Este é mais um filme que pode ser analisado de várias formas. A história é previsível reciclando pedaços de obras como “Eu, Robô”, “A.I.” entre outros filmes de ficção criando reviravoltas que nada verdade são clichês do gênero. 

O roteiro chuta para vários lados, apresentando ao mesmo tempo uma crítica a militarização e a paranoia ao avanço da tecnologia. O final totalmente piegas é outra bola fora. Por outro lado, a produção é ótima, com sequências de ação caprichadas e um belíssimo visual misturando locações reais abertas com CGI.

Resumindo, é um filme que tenta se mostrar sério, mas que resulta em um passatempo irregular ao estilo cinema pipoca, com os erros e acertos comuns ao estilo.

sábado, 25 de maio de 2024

Primavera para Hitler & Vigaristas em Hollywood

 


Primavera Para Hitler (The Producers, EUA, 1967) – Nota 8
Direção – Mel Brooks
Elenco – Zero Mostel, Gene Wilder, Kenneth Mars, Dick Shawn, Estelle Winwood, Lee Meredith.

O produtor Max Bialystock (Zero Mostel) seduz mulheres idosas ricas para bancar suas peças de teatro, que invariavelmente resultam em fracassos. Quando Max conhece o contador Leo Bloom (Gene Wilder), este diz que um fracasso pode ser mais lucrativo que o sucesso, desde que seja vendido um percentual da peça para um grande números de pessoas. 
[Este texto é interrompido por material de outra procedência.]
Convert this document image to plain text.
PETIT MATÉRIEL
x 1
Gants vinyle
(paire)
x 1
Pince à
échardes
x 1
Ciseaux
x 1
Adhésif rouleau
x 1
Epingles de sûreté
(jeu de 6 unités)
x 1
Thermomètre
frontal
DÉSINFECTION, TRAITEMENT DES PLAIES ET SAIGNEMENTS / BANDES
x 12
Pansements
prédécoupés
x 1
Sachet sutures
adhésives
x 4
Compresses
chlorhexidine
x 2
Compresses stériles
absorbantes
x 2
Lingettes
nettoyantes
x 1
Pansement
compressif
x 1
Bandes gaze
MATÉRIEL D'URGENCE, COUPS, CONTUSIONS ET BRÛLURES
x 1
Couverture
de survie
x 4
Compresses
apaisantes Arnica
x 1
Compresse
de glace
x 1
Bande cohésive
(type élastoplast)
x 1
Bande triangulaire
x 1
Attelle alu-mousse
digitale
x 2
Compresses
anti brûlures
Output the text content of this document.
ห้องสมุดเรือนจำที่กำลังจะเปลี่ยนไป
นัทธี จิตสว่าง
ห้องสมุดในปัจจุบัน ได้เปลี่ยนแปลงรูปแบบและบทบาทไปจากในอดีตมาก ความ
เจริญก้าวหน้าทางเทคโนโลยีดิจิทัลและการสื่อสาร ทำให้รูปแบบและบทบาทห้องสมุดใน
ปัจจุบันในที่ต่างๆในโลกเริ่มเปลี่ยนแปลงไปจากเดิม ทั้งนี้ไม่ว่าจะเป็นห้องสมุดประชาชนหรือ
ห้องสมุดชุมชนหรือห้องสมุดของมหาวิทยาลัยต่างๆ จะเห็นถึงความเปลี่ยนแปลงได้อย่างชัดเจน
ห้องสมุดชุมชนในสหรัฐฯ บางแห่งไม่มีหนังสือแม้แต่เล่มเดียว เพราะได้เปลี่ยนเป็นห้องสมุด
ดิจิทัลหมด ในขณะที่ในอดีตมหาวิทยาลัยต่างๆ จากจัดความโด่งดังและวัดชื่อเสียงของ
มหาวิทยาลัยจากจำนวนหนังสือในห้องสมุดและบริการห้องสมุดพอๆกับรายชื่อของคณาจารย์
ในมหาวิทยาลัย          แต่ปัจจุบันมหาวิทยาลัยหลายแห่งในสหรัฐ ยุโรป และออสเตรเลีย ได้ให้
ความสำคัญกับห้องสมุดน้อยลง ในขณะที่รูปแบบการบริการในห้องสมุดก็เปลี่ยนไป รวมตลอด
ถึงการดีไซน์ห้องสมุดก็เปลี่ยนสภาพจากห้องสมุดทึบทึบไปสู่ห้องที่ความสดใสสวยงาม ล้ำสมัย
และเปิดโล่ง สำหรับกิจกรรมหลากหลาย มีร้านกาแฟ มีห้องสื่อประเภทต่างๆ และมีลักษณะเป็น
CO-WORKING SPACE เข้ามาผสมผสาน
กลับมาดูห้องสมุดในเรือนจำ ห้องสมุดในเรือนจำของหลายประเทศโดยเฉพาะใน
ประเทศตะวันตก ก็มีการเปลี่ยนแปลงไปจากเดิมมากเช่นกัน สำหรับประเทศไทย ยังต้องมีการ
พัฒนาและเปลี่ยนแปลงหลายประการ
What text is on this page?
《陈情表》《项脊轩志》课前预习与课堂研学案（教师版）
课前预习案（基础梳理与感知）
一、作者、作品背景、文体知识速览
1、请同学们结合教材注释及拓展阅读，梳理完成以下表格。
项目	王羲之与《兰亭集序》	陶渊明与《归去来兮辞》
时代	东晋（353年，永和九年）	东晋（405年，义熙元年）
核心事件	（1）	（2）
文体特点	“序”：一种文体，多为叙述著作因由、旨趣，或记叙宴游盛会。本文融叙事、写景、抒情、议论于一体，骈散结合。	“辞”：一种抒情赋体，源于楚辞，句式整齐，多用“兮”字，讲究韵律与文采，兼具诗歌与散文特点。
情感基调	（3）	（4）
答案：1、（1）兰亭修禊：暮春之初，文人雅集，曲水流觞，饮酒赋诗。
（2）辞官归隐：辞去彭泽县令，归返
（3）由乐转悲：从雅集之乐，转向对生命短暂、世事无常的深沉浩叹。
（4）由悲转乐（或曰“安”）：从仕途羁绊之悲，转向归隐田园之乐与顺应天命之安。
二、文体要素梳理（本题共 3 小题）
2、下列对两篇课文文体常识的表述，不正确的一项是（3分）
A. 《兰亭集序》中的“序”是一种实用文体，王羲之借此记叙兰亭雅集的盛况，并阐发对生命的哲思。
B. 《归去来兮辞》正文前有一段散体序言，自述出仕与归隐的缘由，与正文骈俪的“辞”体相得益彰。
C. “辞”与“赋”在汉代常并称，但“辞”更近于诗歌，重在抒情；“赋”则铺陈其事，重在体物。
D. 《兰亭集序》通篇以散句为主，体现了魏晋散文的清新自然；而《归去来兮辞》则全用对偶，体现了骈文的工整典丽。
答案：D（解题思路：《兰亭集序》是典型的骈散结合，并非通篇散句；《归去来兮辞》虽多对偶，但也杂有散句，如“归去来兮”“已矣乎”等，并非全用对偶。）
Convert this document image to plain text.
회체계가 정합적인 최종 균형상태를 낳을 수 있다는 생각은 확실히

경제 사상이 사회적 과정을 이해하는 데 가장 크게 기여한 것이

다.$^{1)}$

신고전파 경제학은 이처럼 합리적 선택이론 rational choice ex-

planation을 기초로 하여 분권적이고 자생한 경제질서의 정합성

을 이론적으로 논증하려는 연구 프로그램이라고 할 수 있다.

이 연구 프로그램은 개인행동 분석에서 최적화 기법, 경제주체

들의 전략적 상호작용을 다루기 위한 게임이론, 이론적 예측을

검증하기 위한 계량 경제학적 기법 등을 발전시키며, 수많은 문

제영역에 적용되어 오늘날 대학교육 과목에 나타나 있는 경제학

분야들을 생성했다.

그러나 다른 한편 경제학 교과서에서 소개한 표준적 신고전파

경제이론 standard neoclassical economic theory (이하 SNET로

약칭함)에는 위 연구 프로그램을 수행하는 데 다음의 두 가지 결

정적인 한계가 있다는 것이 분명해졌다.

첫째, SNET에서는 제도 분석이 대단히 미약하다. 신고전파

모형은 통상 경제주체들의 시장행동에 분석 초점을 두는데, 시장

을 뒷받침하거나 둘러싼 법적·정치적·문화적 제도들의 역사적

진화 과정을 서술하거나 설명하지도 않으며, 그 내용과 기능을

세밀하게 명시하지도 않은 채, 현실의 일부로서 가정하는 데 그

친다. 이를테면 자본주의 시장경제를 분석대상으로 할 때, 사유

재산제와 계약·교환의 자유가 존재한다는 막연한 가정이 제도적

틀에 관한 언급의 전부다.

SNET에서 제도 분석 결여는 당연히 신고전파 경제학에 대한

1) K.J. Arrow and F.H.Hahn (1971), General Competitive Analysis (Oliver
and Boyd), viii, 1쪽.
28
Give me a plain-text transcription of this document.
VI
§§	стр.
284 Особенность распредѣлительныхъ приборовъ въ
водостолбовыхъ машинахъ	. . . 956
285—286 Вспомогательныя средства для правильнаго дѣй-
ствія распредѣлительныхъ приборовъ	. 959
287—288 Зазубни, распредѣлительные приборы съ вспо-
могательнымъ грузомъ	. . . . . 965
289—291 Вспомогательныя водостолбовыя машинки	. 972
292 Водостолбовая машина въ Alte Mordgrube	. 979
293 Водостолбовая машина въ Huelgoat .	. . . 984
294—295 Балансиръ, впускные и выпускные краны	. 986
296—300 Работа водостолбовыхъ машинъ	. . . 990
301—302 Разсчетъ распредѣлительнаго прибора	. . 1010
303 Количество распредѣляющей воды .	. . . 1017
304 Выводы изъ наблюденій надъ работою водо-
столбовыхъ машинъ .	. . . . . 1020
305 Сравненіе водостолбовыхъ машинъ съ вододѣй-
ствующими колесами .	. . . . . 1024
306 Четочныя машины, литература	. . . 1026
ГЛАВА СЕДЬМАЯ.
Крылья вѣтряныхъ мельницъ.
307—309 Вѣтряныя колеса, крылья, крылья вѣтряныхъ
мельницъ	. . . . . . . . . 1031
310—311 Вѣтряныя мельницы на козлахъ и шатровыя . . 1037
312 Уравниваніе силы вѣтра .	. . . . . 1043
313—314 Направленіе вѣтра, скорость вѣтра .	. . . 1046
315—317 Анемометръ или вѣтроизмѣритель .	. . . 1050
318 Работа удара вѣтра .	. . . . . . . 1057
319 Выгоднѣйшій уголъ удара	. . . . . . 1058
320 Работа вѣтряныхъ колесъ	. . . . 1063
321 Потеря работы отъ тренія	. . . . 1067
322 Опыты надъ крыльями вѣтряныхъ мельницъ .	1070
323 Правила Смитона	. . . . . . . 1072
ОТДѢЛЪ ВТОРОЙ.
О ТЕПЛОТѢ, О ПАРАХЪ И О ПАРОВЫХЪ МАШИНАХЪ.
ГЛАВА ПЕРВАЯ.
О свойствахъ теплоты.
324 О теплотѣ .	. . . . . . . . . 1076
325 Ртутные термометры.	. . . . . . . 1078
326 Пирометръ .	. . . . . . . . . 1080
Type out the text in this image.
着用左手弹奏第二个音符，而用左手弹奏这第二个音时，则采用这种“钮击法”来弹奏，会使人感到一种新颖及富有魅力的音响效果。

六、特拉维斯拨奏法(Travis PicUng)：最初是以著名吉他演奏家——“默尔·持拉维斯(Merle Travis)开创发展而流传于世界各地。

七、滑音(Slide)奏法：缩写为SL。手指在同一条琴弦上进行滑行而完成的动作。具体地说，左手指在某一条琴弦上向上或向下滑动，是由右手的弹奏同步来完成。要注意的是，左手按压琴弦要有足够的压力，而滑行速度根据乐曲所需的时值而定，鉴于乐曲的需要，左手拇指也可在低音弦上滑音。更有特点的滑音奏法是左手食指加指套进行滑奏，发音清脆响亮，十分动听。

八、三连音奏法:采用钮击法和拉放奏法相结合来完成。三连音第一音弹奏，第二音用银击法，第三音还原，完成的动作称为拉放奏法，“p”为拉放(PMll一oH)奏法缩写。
A dupla decide aplicar o golpe, vendendo mais de mil por cento em cotas de um musical onde o personagem principal é um Hitler cantor (Kenneth Mars). O que seria a certeza de um fracasso, se torna uma comédia de sucesso que deixa a dupla de golpistas em apuros. 

Após o sucesso como co-criador da série “Agente 86”, Mel Brooks partiu para o cinema e estreou com esta deliciosa comédia que lhe rendeu o Oscar de Roteiro Original. Além da ótima dupla principal, destaque para o impagável Kenneth Mars como o imitador de Hitler.

Vigaristas em Hollywood (The Comeback Trail, EUA, 2020) – Nota 5,5
Direção – George Gallo
Elenco – Robert De Niro, Tommy Lee Jones, Morgan Freeman, Zach Braff, Emile Hirsch, Sheryl Lee Ralph, Kate Katzman, Eddie Griffin, Chris Mullinax.

Hollywood, anos setenta. Max Barber (Robert De Niro) é um fracassado produtor de cinema que deve muito dinheiro para um chefão do crime (Morgan Freeman). Sem ter como pagar a dívida, ele decide aplicar um golpe contratando o veterano e decadente ator de westerns Duke Montana (Tommy Lee Jones) para um novo filme, porém com a ideia de matar o sujeito durante as filmagens para receber o seguro. 

Esta comédia tem como único ponto de destaque o trio de veteranos que parecem se divertir sem preocupações com a qualidade do filme. A premissa até poderia ser melhor desenvolvida, ao invés das sequências que beiram o pastelão e a clara participação de dublês em diversas cenas, principalmente as com cavalos. O resultado é um filme totalmente descartável.